Selected miRNAs And Their Target Genes Alterations In Primary Glioblastoma Patients

Izabela ZAWLIK, Center for Innovative Research in Medical and Natural Sciences, Poland
KOPAńSKA M. 1,2 , CZECH J. 1,2 , GABłO N. 1,2 , SZYBKA M. 3 , KULCZYCKA-WOJDALA D. 4 , SZYMAńSKA B. 4 , BRAUN M. 5 , JESIONEK-KUPNICKA D. 5 , TRABSKA-KLUCH B. 6,7

1 Department of Genetics, Chair of Molecular Medicine, Faculty of Medicine, University of Rzeszow, Rzeszow, Poland
2 Laboratory of Molecular Biology, Center for Innovative Research in Medical and Natural Sciences, University of Rzeszow, Rzeszow, Poland
3 Department of Microbiology and Laboratory Medical Immunology, Faculty of Medicine, Medical University of Lodz, Lodz, Poland
4 Central Scientific Laboratory, Medical University of Lodz, Lodz, Poland
5 Department of Pathology, Chair of Oncology, Medical University of Lodz, Lodz, Poland
6 Department of Medical Biochemistry, Medical University of Lodz, Mazowiecka 6/8, 92-215 Lodz, Poland
7 Department of Radiotherapy, Medical University of Lodz, Paderewskiego 4, 93-509, Lodz, Poland

PURPOSE: Glioblastoma (GB) carries complex genetic alterations resulting in a different molecular and epidemiological profile. There is increasing evidence that the altered miRNA expression plays an important role in GB development. The aim of the study was to examine expression of selected miRNAs and to assess the relationship between miRNA expression and alterations of their target genes and clinical features in primary GB.

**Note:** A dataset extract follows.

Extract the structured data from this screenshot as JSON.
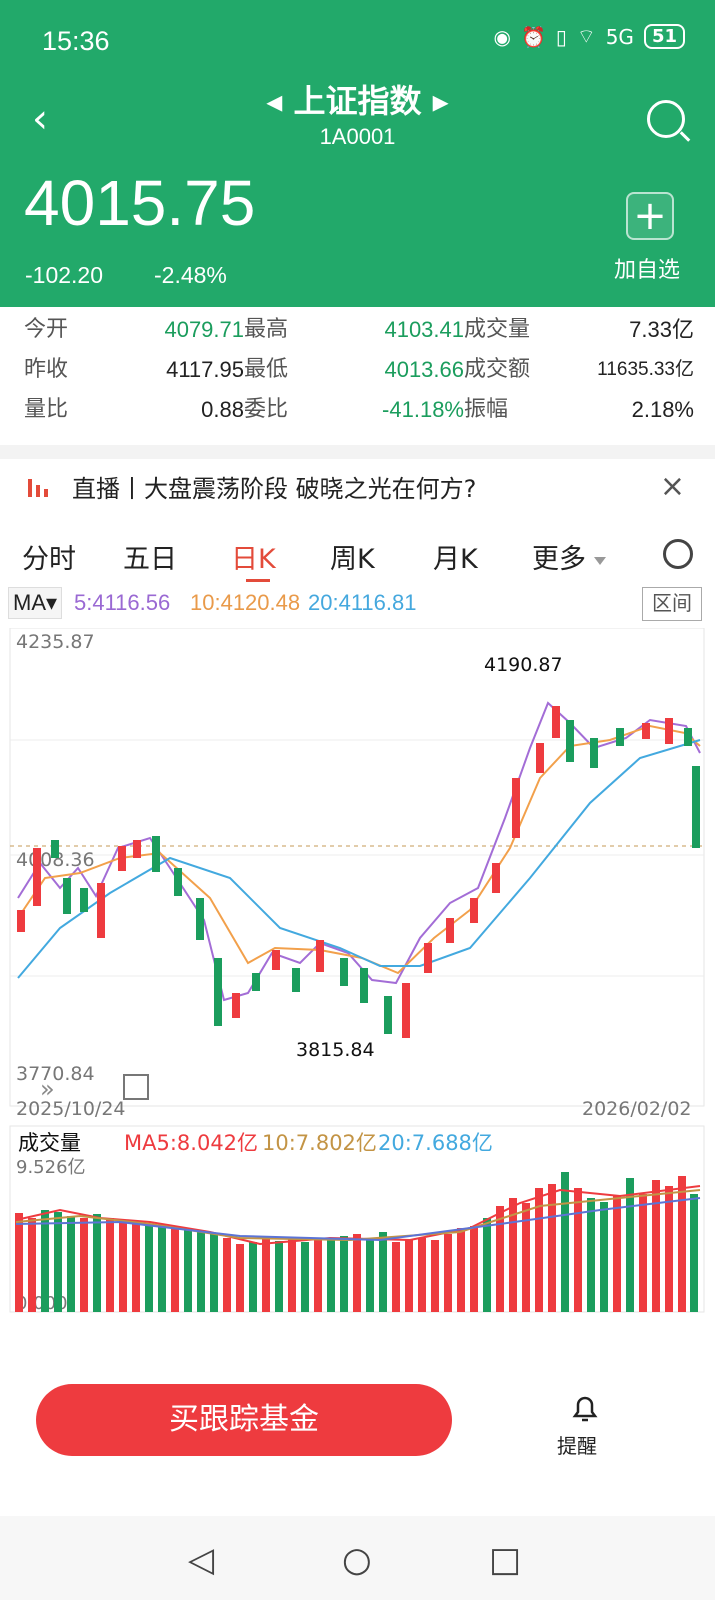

METHODS: Tumor samples were obtained from 49 patients with primary glioblastoma. We used qPCR method for evaluation of miR-125b, -181, -21, -34a and -648, TP53 and MGMT expression level. For TP53 and MGMT protein expression we used immunohistochemistry. We used sequencing analysis for detection of TP53 mutations (5-8 exons). Additionally we used MS-PCR method for analysis of MGMT methylation status.
RESULTS: We found that TP53 mRNA level was negatively correlated with miR-34a level in patients with IHC-detected TP53 overexpression, whilst TP53 mRNA level was positively correlated with miR-34a level in patients without IHC-detected TP53 overexpression. MGMT mRNA was negatively correlated with miR-125b level only in patients without MGMT methylation. MGMT mRNA level in MGMT-methylated patients was significantly lower than in patients without MGMT methylation. We found a tendency towards a worse survival of patients with MGMT methylation.

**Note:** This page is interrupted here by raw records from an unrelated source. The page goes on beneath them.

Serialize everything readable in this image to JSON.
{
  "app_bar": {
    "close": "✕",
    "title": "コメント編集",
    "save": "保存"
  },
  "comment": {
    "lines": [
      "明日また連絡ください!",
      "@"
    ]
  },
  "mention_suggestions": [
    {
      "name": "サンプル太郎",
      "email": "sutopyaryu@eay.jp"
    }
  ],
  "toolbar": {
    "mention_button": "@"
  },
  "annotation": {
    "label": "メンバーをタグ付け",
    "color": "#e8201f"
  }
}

CONCLUSION: Expression of the microRNAs and their potential target genes are dysregulated in GB. Epigenetic modification of MGMT gene may play an important role in regulation of MGMT transcription and may be a prognostic factor for survival of glioblastoma patients.
FUNDING SOURCE: This study was supported by the grant of the National Center of Science, Poland, 2011/01/B/NZ4/03345.